Hog Producer Turns to Facebook to Sell Pigs

May 22, 2020  | 6 min  | Ep4540

Producers in the 10 states surveyed by Creighton University's Rural Mainstreet Index are trying to find ways to at best, break even.

Livestock operators are searching for new options as processing plants slow their intake of product.

John Torpy reports.

For the better part of a month, the supply chain providing meat to U.S. consumers has been coping with the impact of COVID-19. With close to half of the nation’s slaughter capacity closed or greatly reduced, consumers are left with purchase limits and limited choice at the meat counter. For producers, many are left with the task of euthanizing perfectly healthy animals because there is nowhere to take them for processing.
Brad Benda, Hog Producer:” We were scheduled to have our barn empty by May 5th. Um, we got a little pushback, you know, in scheduling. It seemed like it took forever to kind of get loads lined up. And then when we did have it lined up, they were canceled occasionally, but we lucked out as far as being able to get them out and gone. Barns cleaned out and we restocked again. And that would be the pigs that then Jake took control of.”

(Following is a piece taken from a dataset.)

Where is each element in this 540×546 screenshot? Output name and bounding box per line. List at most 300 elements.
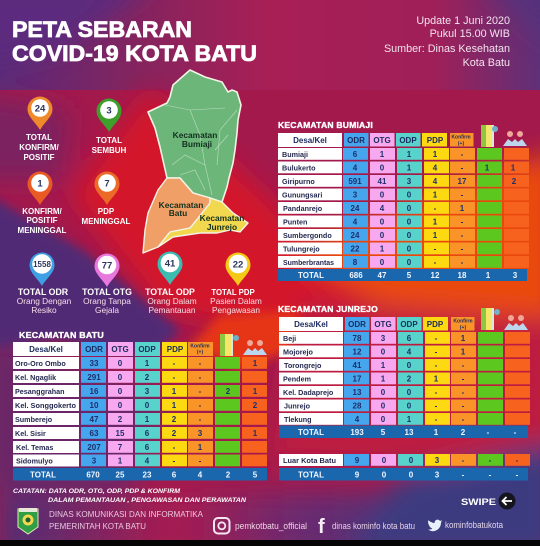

Brad and Jacob Benda are a father and son team working on a multi-family operation in east central Iowa. They farm around 2,800 acres and raise close to 5,000 head of hogs annually. 
Jacob Benda, Hog Producer: ”The packer notified us that, you know, they're not gonna be able to guarantee the numbers that our contract that we have with them for shackle space. /we were basically had a load scheduled, they would get canceled or pushed back, rescheduled to other days. Um, what normally would take about like three weeks to clean out a 1,200 head building took about six, just shy of six weeks.”
Packing plants continued to close due to coronavirus outbreaks among their employees, causing a bottleneck for livestock producers trying to get their animals to market.
Jacob Benda, Hog Producer: “So we were just, and it was every day phone calls to the buyer, you know, can we get a load in this week? Can we get two loads in this week? Can we get any loads in this week?” 

Time was against Benda and other producers like them. While packers could not take hogs, producers had nowhere to send the contracted animals as new pigs were on the way to fill barns that were already at maximum capacity.
Jacob Benda, Hog Producer: “That awful realization of if you had to actually euthanize pigs to, you know, get to be able to take that next group of babies coming in or you would try and find somewhere to put them for a temporary holding. Um, there's so many, so many different things that you can do. And then, you know, ultimately if none of that can be found, then you have, you'd have to euthanize the animal.”

In an effort to avoid culling part of his herd, Jacob Benda turned to social media as another avenue to sell his animals.
Jacob Benda, Hog Producer: ”I was telling dad, it's like, you know, what if I put out there that, you know, this is where we're at, kind of be vulnerable as a producer. I mean, and you know, say we're in a tight spot, we're going to try and you know, if there's any interest in these pigs, they're not at market price. Because, you know, in a co in our co-op, you know, we have a cost of production and that's what it costs us and you know, a couple dollars of feed and we, we need to, we need to try and move these.”

What happened next astounded the Benda’s.
Jacob Benda, Hog Producer: ”It blew up. Just went crazy. I mean crazy is kind of the best word I can use to describe it. Um, I, it started off with, you know, friends sharing and then friends of friends shared it and the friends of the friends of the friends that shared it shared. And um, within, I believe two days it was over a couple thousand shares. And then as of, I think yesterday was 21 or 21 and a half thousand shares… I got calls or messages from everywhere. Florida, Ohio, South Carolina, California, everywhere. Can you ship me a pig? So just blew up.”

The social media post ended up moving a portion of the Benda’s inventory, helping them avoid the possibility of having to euthanize pigs.
Jacob Benda, Hog Producer: “We've got rid of through about 30 percent of the feeder pigs that we had. If I was able to go through and actually respond to everybody on Facebook, I would have that building, that 1,200 head building, sold over probably twice.”

But even with the success found in an unlikely arena, the operation still has hurdles to jump over as the coronavirus continues to rewrite “normal” for agriculture.
Brad Benda, Hog Producer: “We're out for maximum production in our sow unit. So to scale that back prematurely would be a bad deal, you know? So I think it's just a moment by moment, month by month kind of decision going forward on whether or not this does return to normal, if normal ever be reached.

This week, the USDA unveiled a $16 billion aid package aimed at assisting livestock producers like the Benda’s who are affected by processing plant closures due to the coronavirus. 
Brad Benda, Hog Producer: “What the president offers is going to help out, you know, a lot, you know, because you still have, uh, commitments, you know, short term feed bills to pay, stuff like that. Um, but yet I also hope that in that, that there is something sorted out that they can get this packing plants back up to a hundred percent.”